We don’t want to get into the whole causal debate about why it is so, but we will simply cite the statistic that blacks are eight times more likely to commit robberies than people of other races (source).  This statistic varies somewhat depending on how/where/when it is calculated, but whether it is eight times or perhaps a number that may be more or less, and whether it is due to the black robber-to-be coming from an unhappy home life or whatever else, the impossible to ignore fact is there is an elevated risk of being the victim of a violent crime when the potential perpetrator is black rather than white.

The police already know this, although they have to be careful not to ‘profile’, even though many people might think that it makes sense to concentrate the policing on the high risk sectors of society.  So there’s no need to pretend that the issue doesn’t exist.

We’re not saying you should go to a heightened state of alertness just because you see an African-American on the street.  But we are saying that you shouldn’t fight off a feeling of unease just because your sense of political correctness is trying to over-power your street-smarts sense of what feels out-of-place and uncomfortable.

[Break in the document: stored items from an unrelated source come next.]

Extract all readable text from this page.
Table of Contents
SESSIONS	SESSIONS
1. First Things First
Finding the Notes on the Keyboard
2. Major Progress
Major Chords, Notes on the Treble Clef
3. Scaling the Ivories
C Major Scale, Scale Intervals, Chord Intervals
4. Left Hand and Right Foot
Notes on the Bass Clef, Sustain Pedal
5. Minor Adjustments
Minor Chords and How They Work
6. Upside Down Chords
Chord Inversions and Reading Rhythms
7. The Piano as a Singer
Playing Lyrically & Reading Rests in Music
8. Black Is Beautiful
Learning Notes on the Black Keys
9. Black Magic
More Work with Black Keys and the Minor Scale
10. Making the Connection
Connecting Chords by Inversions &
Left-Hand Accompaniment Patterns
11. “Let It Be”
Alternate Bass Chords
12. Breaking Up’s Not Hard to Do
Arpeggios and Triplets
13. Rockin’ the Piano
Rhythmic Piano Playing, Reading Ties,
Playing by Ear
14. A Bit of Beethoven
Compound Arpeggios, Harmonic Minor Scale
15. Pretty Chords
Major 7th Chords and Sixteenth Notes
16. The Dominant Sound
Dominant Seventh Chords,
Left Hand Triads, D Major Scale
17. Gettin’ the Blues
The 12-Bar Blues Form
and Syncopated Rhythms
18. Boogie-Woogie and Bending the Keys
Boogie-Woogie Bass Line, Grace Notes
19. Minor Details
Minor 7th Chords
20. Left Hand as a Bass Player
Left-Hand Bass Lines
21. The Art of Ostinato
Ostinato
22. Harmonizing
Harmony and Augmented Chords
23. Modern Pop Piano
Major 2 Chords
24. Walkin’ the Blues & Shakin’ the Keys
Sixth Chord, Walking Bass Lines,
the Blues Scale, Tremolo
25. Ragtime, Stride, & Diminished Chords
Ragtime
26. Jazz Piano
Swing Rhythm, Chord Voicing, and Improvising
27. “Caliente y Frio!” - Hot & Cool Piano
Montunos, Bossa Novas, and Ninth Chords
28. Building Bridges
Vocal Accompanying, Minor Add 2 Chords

And, more than anything else, we are definitely saying that the best outcome of any confrontation is to avoid the confrontation in the first place.  If anything ever looks out-of-place and makes you feel vaguely uncomfortable, then if at all possible, take evasive action to avoid the possibility of any problem occurring.  Sometimes all it takes is to cross the road.  Sometimes – as in this case – it is better to delay your return home and drive around the block for a while, rather than leave the safety of your vehicle, and potentially expose both yourself and your residence to violent criminals.